When a person invests his money in a bank; he gets earning in the form of interest. All that money is shown in the liability side of balance sheet of a bank.
A share is an asset of the shareholder, but a liability from the corporation that issues it. A corporation is, ultimately, just a collection of net assets that it owes to its shareholders, at some point in the future. But this is true of all things. All of your assets are your assets because other people are actively owing you the right to hold onto your assets. If they weren't: you wouldn't have those assets, other people would. An asset is the right to claim a debt, and a debt is an obligation to serve an asset.
@TheRepublicOfUngeria Still more brainless stupid, sorry. I own a lot of property and I have 100% equity hence zero debts. I'm sorry but like all dumb people you imagine you can change what words mean in order to make your stupid work. Sorry you can't.
I like Curtis but he’s wrong about an index fund being in defiance of economic theory. Investing in an index fund is basically going long on the future of the market or a sector thereof.
Yes that is the definition of an index fund. It goes against economic theory because they add no value to the market, creates a ponzi structure, and concentrates market control to BlackRock, Vanguard et al.
@@jessiecasson2643 With index funds, it's more like they are investing in an algorithm which invests according to the standards set by another party. Like, an S&P 500 Index is an algorithm that invests equally across The S&P, but Standard and Poors is the one who determines which companies go into and later leave its 500 list.

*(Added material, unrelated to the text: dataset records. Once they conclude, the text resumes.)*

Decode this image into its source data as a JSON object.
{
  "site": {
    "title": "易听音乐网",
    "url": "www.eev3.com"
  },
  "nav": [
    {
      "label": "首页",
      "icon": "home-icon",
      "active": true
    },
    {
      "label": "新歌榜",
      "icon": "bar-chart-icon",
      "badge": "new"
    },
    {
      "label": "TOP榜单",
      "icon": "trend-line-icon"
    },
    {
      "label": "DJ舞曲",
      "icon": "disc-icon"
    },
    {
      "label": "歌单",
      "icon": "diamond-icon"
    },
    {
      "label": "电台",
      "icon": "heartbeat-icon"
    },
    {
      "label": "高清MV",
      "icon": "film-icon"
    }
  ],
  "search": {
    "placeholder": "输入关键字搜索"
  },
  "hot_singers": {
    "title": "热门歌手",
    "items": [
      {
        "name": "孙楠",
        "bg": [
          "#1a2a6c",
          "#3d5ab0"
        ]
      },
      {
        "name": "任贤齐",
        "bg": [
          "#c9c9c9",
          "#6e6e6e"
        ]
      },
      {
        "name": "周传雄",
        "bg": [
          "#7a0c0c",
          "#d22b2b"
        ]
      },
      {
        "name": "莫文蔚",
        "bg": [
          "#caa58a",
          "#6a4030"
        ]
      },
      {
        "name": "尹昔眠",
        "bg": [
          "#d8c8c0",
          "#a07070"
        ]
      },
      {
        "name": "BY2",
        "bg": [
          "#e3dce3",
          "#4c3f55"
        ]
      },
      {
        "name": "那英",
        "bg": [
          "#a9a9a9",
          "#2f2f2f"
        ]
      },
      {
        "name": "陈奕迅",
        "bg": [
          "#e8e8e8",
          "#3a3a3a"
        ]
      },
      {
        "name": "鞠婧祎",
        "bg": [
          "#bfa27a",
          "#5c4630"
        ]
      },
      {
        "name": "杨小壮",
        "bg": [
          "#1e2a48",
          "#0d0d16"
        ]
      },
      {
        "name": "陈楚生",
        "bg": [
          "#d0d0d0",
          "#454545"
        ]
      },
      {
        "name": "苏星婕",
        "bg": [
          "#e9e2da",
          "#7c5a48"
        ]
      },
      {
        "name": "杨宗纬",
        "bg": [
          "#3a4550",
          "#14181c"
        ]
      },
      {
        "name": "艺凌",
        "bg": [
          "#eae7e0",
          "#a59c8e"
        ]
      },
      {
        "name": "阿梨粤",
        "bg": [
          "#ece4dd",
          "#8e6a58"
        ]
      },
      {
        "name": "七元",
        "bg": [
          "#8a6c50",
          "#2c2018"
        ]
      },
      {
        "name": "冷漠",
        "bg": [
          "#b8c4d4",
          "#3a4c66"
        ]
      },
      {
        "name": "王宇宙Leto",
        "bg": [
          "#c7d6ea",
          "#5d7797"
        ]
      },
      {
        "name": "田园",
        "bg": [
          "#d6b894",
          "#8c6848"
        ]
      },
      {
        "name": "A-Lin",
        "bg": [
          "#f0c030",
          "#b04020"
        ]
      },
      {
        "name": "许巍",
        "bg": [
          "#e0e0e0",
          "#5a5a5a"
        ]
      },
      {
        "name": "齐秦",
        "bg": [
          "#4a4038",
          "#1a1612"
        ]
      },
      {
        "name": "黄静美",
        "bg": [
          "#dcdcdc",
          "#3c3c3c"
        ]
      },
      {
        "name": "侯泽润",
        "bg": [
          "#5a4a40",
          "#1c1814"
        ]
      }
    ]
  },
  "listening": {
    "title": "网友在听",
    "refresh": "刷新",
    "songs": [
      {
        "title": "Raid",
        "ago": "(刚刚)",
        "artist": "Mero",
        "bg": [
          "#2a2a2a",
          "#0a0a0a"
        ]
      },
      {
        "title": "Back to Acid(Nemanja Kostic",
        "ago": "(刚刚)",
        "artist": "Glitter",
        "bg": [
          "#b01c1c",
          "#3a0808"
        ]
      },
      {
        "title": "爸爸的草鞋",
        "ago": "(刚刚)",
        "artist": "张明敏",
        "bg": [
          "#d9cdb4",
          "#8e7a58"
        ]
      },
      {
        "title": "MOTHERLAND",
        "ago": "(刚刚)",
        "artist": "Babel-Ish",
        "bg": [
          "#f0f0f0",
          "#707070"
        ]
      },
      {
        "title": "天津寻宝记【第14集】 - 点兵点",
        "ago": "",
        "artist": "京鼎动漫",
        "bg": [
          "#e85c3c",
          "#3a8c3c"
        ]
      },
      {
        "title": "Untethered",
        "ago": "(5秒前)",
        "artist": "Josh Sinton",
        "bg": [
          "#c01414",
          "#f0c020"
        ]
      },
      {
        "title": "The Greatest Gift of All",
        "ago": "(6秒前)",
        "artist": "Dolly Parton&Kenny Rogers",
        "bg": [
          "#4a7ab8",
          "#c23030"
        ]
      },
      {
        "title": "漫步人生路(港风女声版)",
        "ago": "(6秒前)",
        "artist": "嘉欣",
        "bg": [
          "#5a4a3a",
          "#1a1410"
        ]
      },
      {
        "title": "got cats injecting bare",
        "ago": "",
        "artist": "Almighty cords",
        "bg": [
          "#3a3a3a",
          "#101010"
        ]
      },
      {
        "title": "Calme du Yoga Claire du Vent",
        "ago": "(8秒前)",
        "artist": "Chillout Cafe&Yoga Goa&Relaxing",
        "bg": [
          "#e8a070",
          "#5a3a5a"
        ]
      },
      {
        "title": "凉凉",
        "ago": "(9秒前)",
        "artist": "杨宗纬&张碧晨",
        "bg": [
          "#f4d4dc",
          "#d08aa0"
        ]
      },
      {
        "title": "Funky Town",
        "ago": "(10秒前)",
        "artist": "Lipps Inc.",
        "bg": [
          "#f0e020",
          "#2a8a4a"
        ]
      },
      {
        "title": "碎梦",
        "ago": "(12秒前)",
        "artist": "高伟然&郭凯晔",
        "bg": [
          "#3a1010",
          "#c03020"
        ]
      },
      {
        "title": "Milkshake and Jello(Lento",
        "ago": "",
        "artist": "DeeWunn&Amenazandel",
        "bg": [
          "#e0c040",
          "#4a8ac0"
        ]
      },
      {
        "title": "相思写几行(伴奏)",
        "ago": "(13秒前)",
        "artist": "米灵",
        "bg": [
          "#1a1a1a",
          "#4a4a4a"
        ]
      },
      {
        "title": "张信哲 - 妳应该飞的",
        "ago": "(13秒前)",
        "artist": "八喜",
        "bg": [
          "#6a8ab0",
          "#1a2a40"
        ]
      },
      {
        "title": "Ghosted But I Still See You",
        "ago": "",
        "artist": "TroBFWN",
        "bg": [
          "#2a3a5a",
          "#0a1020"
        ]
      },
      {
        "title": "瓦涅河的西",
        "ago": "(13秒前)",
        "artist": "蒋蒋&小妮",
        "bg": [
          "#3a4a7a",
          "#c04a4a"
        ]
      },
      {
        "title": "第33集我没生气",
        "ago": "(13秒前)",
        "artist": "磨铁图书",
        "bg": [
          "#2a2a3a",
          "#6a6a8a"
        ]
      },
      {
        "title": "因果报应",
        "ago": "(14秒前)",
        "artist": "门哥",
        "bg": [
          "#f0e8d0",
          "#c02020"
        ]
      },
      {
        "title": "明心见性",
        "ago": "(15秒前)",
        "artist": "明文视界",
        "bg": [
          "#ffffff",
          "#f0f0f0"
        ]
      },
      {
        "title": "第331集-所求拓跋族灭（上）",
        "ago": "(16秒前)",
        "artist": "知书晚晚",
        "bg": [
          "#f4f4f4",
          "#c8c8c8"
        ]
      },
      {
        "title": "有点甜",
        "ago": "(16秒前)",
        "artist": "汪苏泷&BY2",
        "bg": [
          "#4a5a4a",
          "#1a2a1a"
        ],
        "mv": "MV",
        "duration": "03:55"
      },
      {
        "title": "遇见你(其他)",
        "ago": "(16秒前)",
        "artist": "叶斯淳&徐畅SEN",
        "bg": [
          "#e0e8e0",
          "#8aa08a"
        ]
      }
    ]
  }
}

It inherently limits risks which limits the amount you could really gain or lose, because, for growth, it succeeds in capturing the net growth of all companies while they are in The S&P 500. But it fails to capture the growth of the meteoric rise of a company from nothing into something that The S&P 500 is willing to list, and it forces you to eat the losses of whatever companies fail enough to be kicked off the list, up until they are kicked off the list.